As companies continue on their digital transformation journey, the complexity of managing and securing these interconnected components will skyrocket -- leading to an impossible number of security alerts and potential vulnerabilities to manage. Today, businesses need a new approach that enables them to easily discover which APIs need protection, so security teams can easily apply defenses to mitigate attacks.
BN: How can the finance sector better protect itself?
AR: The financial sector will always be a top target for attackers so its vital financial service organizations take steps to mitigate the risks. This requires organizations to look at the entirety of their cyber security -- from data to applications to the edge of the network. Traditionally, it's been easy for organizations to take a siloed approach to security, treating factors such as sensitive data applications and API as separate issues, that each need a separate solution. However, the opposite is true -- these things are all interlinked. For instance, an ATO attack targeting vulnerable APIs will soon find its way to sensitive data and potentially compromise critical applications.
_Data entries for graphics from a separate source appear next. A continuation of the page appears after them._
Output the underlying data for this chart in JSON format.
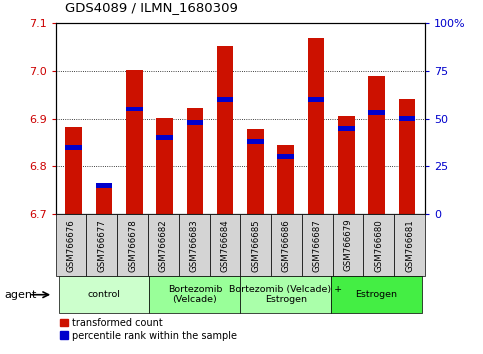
{
  "title": "GDS4089 / ILMN_1680309",
  "samples": [
    "GSM766676",
    "GSM766677",
    "GSM766678",
    "GSM766682",
    "GSM766683",
    "GSM766684",
    "GSM766685",
    "GSM766686",
    "GSM766687",
    "GSM766679",
    "GSM766680",
    "GSM766681"
  ],
  "red_values": [
    6.882,
    6.754,
    7.002,
    6.902,
    6.922,
    7.052,
    6.878,
    6.845,
    7.068,
    6.905,
    6.99,
    6.942
  ],
  "blue_percentiles": [
    35,
    15,
    55,
    40,
    48,
    60,
    38,
    30,
    60,
    45,
    53,
    50
  ],
  "ylim_left": [
    6.7,
    7.1
  ],
  "ylim_right": [
    0,
    100
  ],
  "yticks_left": [
    6.7,
    6.8,
    6.9,
    7.0,
    7.1
  ],
  "yticks_right": [
    0,
    25,
    50,
    75,
    100
  ],
  "ytick_labels_right": [
    "0",
    "25",
    "50",
    "75",
    "100%"
  ],
  "group_labels": [
    "control",
    "Bortezomib\n(Velcade)",
    "Bortezomib (Velcade) +\nEstrogen",
    "Estrogen"
  ],
  "group_colors": [
    "#ccffcc",
    "#99ff99",
    "#aaffaa",
    "#44ee44"
  ],
  "group_starts": [
    0,
    3,
    6,
    9
  ],
  "group_ends": [
    3,
    6,
    9,
    12
  ],
  "legend_labels": [
    "transformed count",
    "percentile rank within the sample"
  ],
  "bar_width": 0.55,
  "bar_color_red": "#cc1100",
  "bar_color_blue": "#0000cc",
  "agent_label": "agent"
}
Instead, businesses must protect critical applications, APIs, and data, anywhere, at scale -- which requires a cohesive approach. For example, if a bank is targeted by the ATO attack above, an integrated and coordinated security stack that aligns with the architecture of the banks’ website and applications would enable them to detect the threat and quickly apply the necessary defenses. Complete visibility into high risk APIs, data and applications will be critical to this level of mitigation.
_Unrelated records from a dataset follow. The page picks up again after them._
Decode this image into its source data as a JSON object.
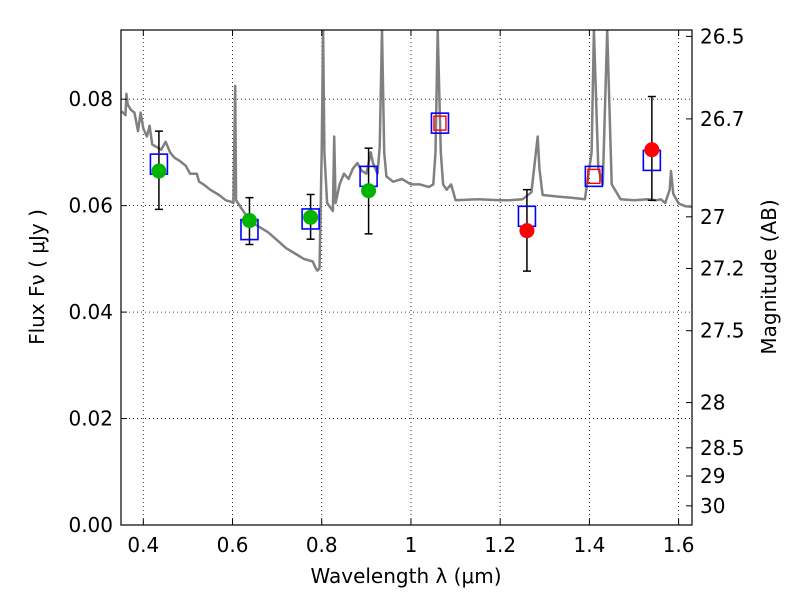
{
  "chart_data": {
    "type": "scatter",
    "title": "",
    "xlabel": "Wavelength  λ (μm)",
    "ylabel": "Flux  Fν  ( μJy )",
    "ylabel_right": "Magnitude (AB)",
    "xlim": [
      0.35,
      1.63
    ],
    "ylim": [
      0.0,
      0.093
    ],
    "grid": true,
    "x_ticks": [
      0.4,
      0.6,
      0.8,
      1.0,
      1.2,
      1.4,
      1.6
    ],
    "x_tick_labels": [
      "0.4",
      "0.6",
      "0.8",
      "1",
      "1.2",
      "1.4",
      "1.6"
    ],
    "y_ticks": [
      0.0,
      0.02,
      0.04,
      0.06,
      0.08
    ],
    "y_tick_labels": [
      "0.00",
      "0.02",
      "0.04",
      "0.06",
      "0.08"
    ],
    "right_ticks": [
      {
        "label": "26.5",
        "flux": 0.0918
      },
      {
        "label": "26.7",
        "flux": 0.0763
      },
      {
        "label": "27",
        "flux": 0.0579
      },
      {
        "label": "27.2",
        "flux": 0.0482
      },
      {
        "label": "27.5",
        "flux": 0.0365
      },
      {
        "label": "28",
        "flux": 0.023
      },
      {
        "label": "28.5",
        "flux": 0.0145
      },
      {
        "label": "29",
        "flux": 0.0092
      },
      {
        "label": "30",
        "flux": 0.0036
      }
    ],
    "model_spectrum": {
      "color": "#808080",
      "points": [
        [
          0.352,
          0.0777
        ],
        [
          0.36,
          0.077
        ],
        [
          0.362,
          0.081
        ],
        [
          0.365,
          0.079
        ],
        [
          0.372,
          0.078
        ],
        [
          0.38,
          0.0775
        ],
        [
          0.388,
          0.074
        ],
        [
          0.394,
          0.0775
        ],
        [
          0.4,
          0.0745
        ],
        [
          0.408,
          0.073
        ],
        [
          0.414,
          0.075
        ],
        [
          0.42,
          0.0715
        ],
        [
          0.43,
          0.071
        ],
        [
          0.44,
          0.0705
        ],
        [
          0.45,
          0.072
        ],
        [
          0.46,
          0.07
        ],
        [
          0.47,
          0.069
        ],
        [
          0.48,
          0.0685
        ],
        [
          0.495,
          0.0675
        ],
        [
          0.505,
          0.066
        ],
        [
          0.52,
          0.066
        ],
        [
          0.525,
          0.0645
        ],
        [
          0.535,
          0.064
        ],
        [
          0.55,
          0.063
        ],
        [
          0.57,
          0.062
        ],
        [
          0.585,
          0.061
        ],
        [
          0.598,
          0.0607
        ],
        [
          0.602,
          0.0605
        ],
        [
          0.606,
          0.0825
        ],
        [
          0.608,
          0.061
        ],
        [
          0.62,
          0.0595
        ],
        [
          0.64,
          0.057
        ],
        [
          0.66,
          0.056
        ],
        [
          0.68,
          0.055
        ],
        [
          0.7,
          0.0535
        ],
        [
          0.72,
          0.052
        ],
        [
          0.74,
          0.051
        ],
        [
          0.76,
          0.05
        ],
        [
          0.78,
          0.0495
        ],
        [
          0.785,
          0.0485
        ],
        [
          0.79,
          0.0478
        ],
        [
          0.795,
          0.0482
        ],
        [
          0.8,
          0.07
        ],
        [
          0.803,
          0.093
        ],
        [
          0.806,
          0.07
        ],
        [
          0.812,
          0.0605
        ],
        [
          0.825,
          0.059
        ],
        [
          0.828,
          0.073
        ],
        [
          0.831,
          0.0605
        ],
        [
          0.84,
          0.064
        ],
        [
          0.85,
          0.066
        ],
        [
          0.86,
          0.065
        ],
        [
          0.87,
          0.067
        ],
        [
          0.88,
          0.068
        ],
        [
          0.89,
          0.0665
        ],
        [
          0.9,
          0.066
        ],
        [
          0.91,
          0.07
        ],
        [
          0.915,
          0.068
        ],
        [
          0.925,
          0.066
        ],
        [
          0.93,
          0.071
        ],
        [
          0.935,
          0.093
        ],
        [
          0.94,
          0.07
        ],
        [
          0.945,
          0.0655
        ],
        [
          0.96,
          0.0645
        ],
        [
          0.98,
          0.065
        ],
        [
          1.0,
          0.064
        ],
        [
          1.02,
          0.064
        ],
        [
          1.04,
          0.0635
        ],
        [
          1.05,
          0.064
        ],
        [
          1.055,
          0.07
        ],
        [
          1.06,
          0.093
        ],
        [
          1.067,
          0.07
        ],
        [
          1.072,
          0.064
        ],
        [
          1.08,
          0.063
        ],
        [
          1.09,
          0.064
        ],
        [
          1.1,
          0.061
        ],
        [
          1.15,
          0.0612
        ],
        [
          1.2,
          0.061
        ],
        [
          1.22,
          0.061
        ],
        [
          1.25,
          0.0612
        ],
        [
          1.27,
          0.0625
        ],
        [
          1.28,
          0.07
        ],
        [
          1.284,
          0.073
        ],
        [
          1.288,
          0.067
        ],
        [
          1.295,
          0.062
        ],
        [
          1.33,
          0.0617
        ],
        [
          1.36,
          0.0615
        ],
        [
          1.39,
          0.0612
        ],
        [
          1.405,
          0.07
        ],
        [
          1.41,
          0.093
        ],
        [
          1.42,
          0.067
        ],
        [
          1.43,
          0.064
        ],
        [
          1.44,
          0.093
        ],
        [
          1.45,
          0.064
        ],
        [
          1.47,
          0.0612
        ],
        [
          1.5,
          0.061
        ],
        [
          1.53,
          0.0612
        ],
        [
          1.55,
          0.061
        ],
        [
          1.56,
          0.0612
        ],
        [
          1.57,
          0.0605
        ],
        [
          1.58,
          0.063
        ],
        [
          1.583,
          0.0665
        ],
        [
          1.588,
          0.0622
        ],
        [
          1.6,
          0.0604
        ],
        [
          1.615,
          0.0599
        ],
        [
          1.63,
          0.0598
        ]
      ]
    },
    "series": [
      {
        "marker": "open-square",
        "color": "#0000ff",
        "points": [
          [
            0.435,
            0.0678
          ],
          [
            0.638,
            0.0555
          ],
          [
            0.775,
            0.0575
          ],
          [
            0.905,
            0.0655
          ],
          [
            1.065,
            0.0755
          ],
          [
            1.26,
            0.058
          ],
          [
            1.41,
            0.0655
          ],
          [
            1.54,
            0.0685
          ]
        ]
      },
      {
        "marker": "filled-circle",
        "color": "#00b400",
        "points": [
          {
            "x": 0.435,
            "y": 0.0665,
            "yerr_low": 0.0593,
            "yerr_high": 0.074
          },
          {
            "x": 0.638,
            "y": 0.0572,
            "yerr_low": 0.0527,
            "yerr_high": 0.0615
          },
          {
            "x": 0.775,
            "y": 0.0578,
            "yerr_low": 0.0537,
            "yerr_high": 0.0621
          },
          {
            "x": 0.905,
            "y": 0.0628,
            "yerr_low": 0.0547,
            "yerr_high": 0.0708
          }
        ]
      },
      {
        "marker": "filled-circle",
        "color": "#ff0000",
        "points": [
          {
            "x": 1.26,
            "y": 0.0553,
            "yerr_low": 0.0477,
            "yerr_high": 0.063
          },
          {
            "x": 1.54,
            "y": 0.0705,
            "yerr_low": 0.061,
            "yerr_high": 0.0805
          }
        ]
      },
      {
        "marker": "small-open-square",
        "color": "#ff0000",
        "points": [
          [
            1.065,
            0.0755
          ],
          [
            1.41,
            0.0655
          ]
        ]
      }
    ]
  }
}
BN: What are the advantages of taking a holistic approach to security?
AR: Financial institutions will always remain a prime target for bad actors given the value of the data they hold. Protecting that data requires a holistic approach that can function across the distributed nature of the systems, data and applications, often encompassing a multi-cloud strategy.
Given the high percentage of data breaches caused by API vulnerabilities these two security stacks need to be considered together in any strategy not as individual silo's that need protection. Implementing a solution that integrates the visibility and security of the Data together with the API's will significantly mitigate the risk of an attack, reducing the risk of a data breach, nullifying new threats, and limiting the impact on the business, economy and the public.